High Rocks, town reach agreement on affordable units

High Rocks, town reach agreement on affordable units

The developers of High Rocks Condominiums and the town have reached an agreement on a 38-unit expansion that would add to the town’s affordable housing stock. (Breeze photo by Lauren Clem)

NORTH SMITHFIELD – One year after the town demanded answers from the developers of the High Rocks Condominiums as to why promised affordable units were never built, the two sides have reached an agreement on a path forward for the building.

Last Thursday, Feb. 6, the Planning Board approved a plan to add 38 residential units to an area of the building once used as commercial space. Eighteen of the 38 units will be designated as affordable, meeting a requirement that at least 10 percent of the units in the housing complex are affordable.

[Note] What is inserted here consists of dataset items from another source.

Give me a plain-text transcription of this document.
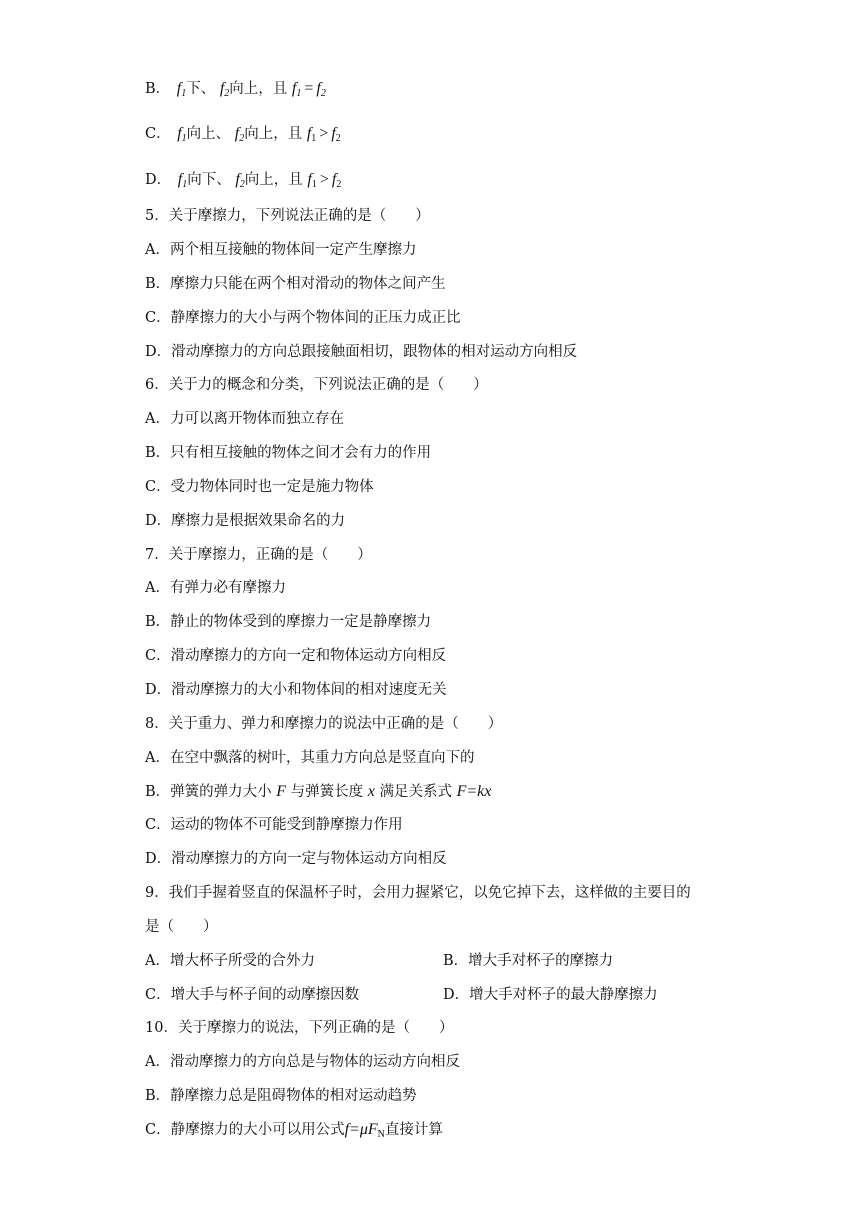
B． $f_1$下、 $f_2$向上，且 $f_1 = f_2$
C． $f_1$向上、 $f_2$向上，且 $f_1 > f_2$
D． $f_1$向下、 $f_2$向上，且 $f_1 > f_2$
5．关于摩擦力，下列说法正确的是（　　）
A．两个相互接触的物体间一定产生摩擦力
B．摩擦力只能在两个相对滑动的物体之间产生
C．静摩擦力的大小与两个物体间的正压力成正比
D．滑动摩擦力的方向总跟接触面相切，跟物体的相对运动方向相反
6．关于力的概念和分类，下列说法正确的是（　　）
A．力可以离开物体而独立存在
B．只有相互接触的物体之间才会有力的作用
C．受力物体同时也一定是施力物体
D．摩擦力是根据效果命名的力
7．关于摩擦力，正确的是（　　）
A．有弹力必有摩擦力
B．静止的物体受到的摩擦力一定是静摩擦力
C．滑动摩擦力的方向一定和物体运动方向相反
D．滑动摩擦力的大小和物体间的相对速度无关
8．关于重力、弹力和摩擦力的说法中正确的是（　　）
A．在空中飘落的树叶，其重力方向总是竖直向下的
B．弹簧的弹力大小 F 与弹簧长度 x 满足关系式 F=kx
C．运动的物体不可能受到静摩擦力作用
D．滑动摩擦力的方向一定与物体运动方向相反
9．我们手握着竖直的保温杯子时，会用力握紧它，以免它掉下去，这样做的主要目的
是（　　）
A．增大杯子所受的合外力	B．增大手对杯子的摩擦力
C．增大手与杯子间的动摩擦因数	D．增大手对杯子的最大静摩擦力
10．关于摩擦力的说法，下列正确的是（　　）
A．滑动摩擦力的方向总是与物体的运动方向相反
B．静摩擦力总是阻碍物体的相对运动趋势
C．静摩擦力的大小可以用公式$f=\mu F_N$直接计算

The plan replaced a previous proposal to add a standalone, 14-unit building on the property to comply with the affordable housing requirement.

The issue was first raised in 2018 when a dispute between the homeowners’ association and developer over parking brought the town’s attention to the nearly finished project. When the mill conversion project was first approved in 2006, the company agreed to sell at least 10 percent of the units, or 12 of the original 120, as affordable. A decade later, those affordable units never materialized, a situation company representatives said was due to the housing market crash of 2008.

In the fall of 2018, the town froze the company’s progress on the project, refusing to issue certificates of occupancy for three units that had already been sold to buyers until they resolved the issue of affordable units.

Last week, the company agreed to place $40,000 for each of the 12 original promised affordable units in escrow until they’re completed, offering financial surety in exchange for the certificates of occupancy.

“I see a path forward,” said Town Planner Tom Kravitz, who negotiated the agreement with the developer. “I’m trying to work with them, they’re trying to work with us.”

Some Planning Board members were still skeptical of the unique arrangement, pointing out the company had not made good on their promises to build affordable units in the past.

“Based on the history of this property, this project, I don’t feel comfortable releasing anything to this applicant because they still owe us 12 affordable units,” said Jeffrey Porter.

State law mandates that communities set a goal of having 10 percent of the housing in their communities affordable. North Smithfield does not currently meet that goal, so town officials often require housing projects to include 10 percent affordable units.

The proposal drew opposition from the building’s residential sub-association, who’ve raised various concerns with the project over the past year. In addition to parking, residents have claimed the developer does not have the authority to construct additional units in the building, as any new projects should be approved by a master property owners’ association.

Last week, Mike Milas, a lawyer for the homeowners, told the board they planned to challenge the company’s right to build the project.

“We do plan to challenge this at Zoning and through Planning if necessary,” he said.

In spite of the allegations, Town Solicitor David Igliozzi told the board the ownership dispute would have to be resolved in state court and they should only rule on the application at hand.

Board members ultimately voted 5-0 to advance the project to the next stage of application, resolving a question that has dragged on for more than a year. Homeowners, meanwhile, continued to raise concerns and said they plan to pursue the issue through other legal means.